6. Treatment with an immediate release levodopa formulation during the day at a stable dose for at least 2 months prior to enrollment.

Exclusion Criteria

1. Any risk of capsule non-excretion related to intercurrent gastrointestinal conditions.
2. Use of any medications in the week prior to the on-site study visit, unless part of regular treatment, that could substantially alter gastrointestinal motor function.
3. History of oropharyngeal dysphagia, or other swallowing disorder with a risk of capsule aspiration, e.g., SDQ score > 4.
4. Any concomitant or previous treatment (<2 months from on-site study visit) with significant anti-inflammatory or immune suppressant medication, e.g., DMARDs, biologicals or systemic corticosteroids, except non-chronic PRN use of an NSAID and/or 5-ASA (mesalazine) treatment.
5. Active cancer within 5 years.
6. Clinically significant immune deficiency (according to Investigator's judgement).
7. Antibiotic use (except for local use), ≤12 weeks prior to on-site study visit, or Fecal Microbiota Transplantation anytime in medical history.
8. Use of prebiotics, or probiotics ≤2 weeks prior to the on-site study visit.
9. Dementia in medical history.
10. Insulin-dependent diabetes mellitus.
11. Current Psychosis episode by clinical judgement based on anamnesis.
12. Pregnancy.
13. Alcohol or drug abuse.
14. Deep brain stimulation or Duodopa/Lecigon treatment.

Study & Design

• Study Type: OBSERVATIONAL
• Study Design: Not specified

Primary Outcome Measures

Name	Time	Method
Change of Part 3 score of the MDS-Unified Parkinson's Disease Rating Scale (MDS-UPDRS) on L-dopa challenge test	Same day of study visit	The primary outcome is the acute responsiveness to an immediate release L-dopa/carbidopa or L-dopa/benserazide dose, quantified as the percent change from pre-intake ("OFF" state) to full "ON" state of the Part 3 score of the MDS-Unified Parkinson's Disease Rating Scale (MDS-UPDRS).

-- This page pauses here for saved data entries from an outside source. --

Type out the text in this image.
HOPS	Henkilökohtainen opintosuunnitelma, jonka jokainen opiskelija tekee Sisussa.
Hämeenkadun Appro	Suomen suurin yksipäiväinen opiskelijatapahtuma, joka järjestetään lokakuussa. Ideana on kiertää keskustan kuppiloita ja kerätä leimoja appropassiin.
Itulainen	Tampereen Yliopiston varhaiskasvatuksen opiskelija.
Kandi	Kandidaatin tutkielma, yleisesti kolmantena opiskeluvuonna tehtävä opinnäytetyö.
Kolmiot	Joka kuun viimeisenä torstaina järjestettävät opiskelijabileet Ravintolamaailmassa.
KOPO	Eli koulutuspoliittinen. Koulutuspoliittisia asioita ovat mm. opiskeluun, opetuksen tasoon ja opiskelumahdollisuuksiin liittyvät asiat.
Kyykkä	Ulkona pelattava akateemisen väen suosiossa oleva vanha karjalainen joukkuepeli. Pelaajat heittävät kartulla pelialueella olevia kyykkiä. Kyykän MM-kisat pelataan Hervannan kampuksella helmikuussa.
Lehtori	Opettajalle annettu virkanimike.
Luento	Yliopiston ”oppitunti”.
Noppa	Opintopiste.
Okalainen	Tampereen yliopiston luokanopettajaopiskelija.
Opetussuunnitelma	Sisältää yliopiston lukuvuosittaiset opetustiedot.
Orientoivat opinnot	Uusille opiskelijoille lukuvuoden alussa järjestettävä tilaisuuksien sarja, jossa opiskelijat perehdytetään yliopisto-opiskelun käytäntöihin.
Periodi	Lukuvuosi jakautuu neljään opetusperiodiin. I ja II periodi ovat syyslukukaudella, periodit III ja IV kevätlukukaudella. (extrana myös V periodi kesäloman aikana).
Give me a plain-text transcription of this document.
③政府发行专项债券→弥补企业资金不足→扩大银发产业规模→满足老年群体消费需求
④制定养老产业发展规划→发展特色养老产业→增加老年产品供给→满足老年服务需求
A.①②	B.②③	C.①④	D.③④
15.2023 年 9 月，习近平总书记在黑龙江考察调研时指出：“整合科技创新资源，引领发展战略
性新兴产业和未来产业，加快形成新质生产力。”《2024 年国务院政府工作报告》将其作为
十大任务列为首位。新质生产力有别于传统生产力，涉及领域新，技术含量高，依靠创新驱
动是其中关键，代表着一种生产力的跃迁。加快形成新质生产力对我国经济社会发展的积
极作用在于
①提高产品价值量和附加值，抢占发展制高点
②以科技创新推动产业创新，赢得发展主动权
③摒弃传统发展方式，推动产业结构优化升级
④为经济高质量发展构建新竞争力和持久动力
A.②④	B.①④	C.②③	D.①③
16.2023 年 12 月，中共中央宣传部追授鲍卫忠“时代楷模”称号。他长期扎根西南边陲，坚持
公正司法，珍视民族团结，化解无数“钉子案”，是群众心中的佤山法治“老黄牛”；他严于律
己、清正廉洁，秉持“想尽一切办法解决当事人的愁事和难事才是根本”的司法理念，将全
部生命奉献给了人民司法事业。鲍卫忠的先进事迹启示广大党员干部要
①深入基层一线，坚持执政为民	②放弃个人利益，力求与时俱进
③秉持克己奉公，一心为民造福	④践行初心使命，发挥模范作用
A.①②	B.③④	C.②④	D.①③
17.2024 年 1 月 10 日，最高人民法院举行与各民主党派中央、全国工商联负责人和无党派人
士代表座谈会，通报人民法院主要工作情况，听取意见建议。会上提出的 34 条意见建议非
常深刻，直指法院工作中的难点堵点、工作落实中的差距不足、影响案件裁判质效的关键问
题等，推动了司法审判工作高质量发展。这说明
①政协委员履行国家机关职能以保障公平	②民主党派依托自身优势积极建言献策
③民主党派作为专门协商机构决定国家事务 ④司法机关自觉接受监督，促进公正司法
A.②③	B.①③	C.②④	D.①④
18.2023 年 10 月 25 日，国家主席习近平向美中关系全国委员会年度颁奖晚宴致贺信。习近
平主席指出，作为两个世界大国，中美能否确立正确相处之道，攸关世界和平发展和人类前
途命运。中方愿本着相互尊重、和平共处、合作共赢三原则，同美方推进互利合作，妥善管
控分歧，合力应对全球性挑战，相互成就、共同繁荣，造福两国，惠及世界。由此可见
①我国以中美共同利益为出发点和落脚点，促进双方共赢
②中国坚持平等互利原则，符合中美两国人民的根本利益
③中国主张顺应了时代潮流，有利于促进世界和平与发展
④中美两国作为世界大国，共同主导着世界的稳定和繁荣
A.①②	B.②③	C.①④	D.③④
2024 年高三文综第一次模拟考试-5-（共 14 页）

Secondary Outcome Measures

Name	Time	Method
Maximum observed plasma concentration of L-dopa (Cmax)	Same day of study visit	The investigators will determine maximum observed plasma concentration (Cmax) directly from serial samples.
time latency to full "ON" state	Same day of study visit	Temporal period between L-dopa ingestion and full "ON" state during a single L-dopa challenge test
Part 4 score of the MDS-UPDRS	Same day of study visit	Motor fluctuations and L-dopa-induced dyskinesia
Time to maximum observed plasma concentration (Tmax)	Same day of study visit	The investigators will determine time to maximum observed plasma concentration (Tmax) directly from serial samples.
Area under the L-dopa concentration-time curve (0-3 hours; AUC0-3 h)	Same day as study visit	The investigators will determine the area under the L-dopa plasma concentration-time curve (0-3 hours; AUC0-3 h).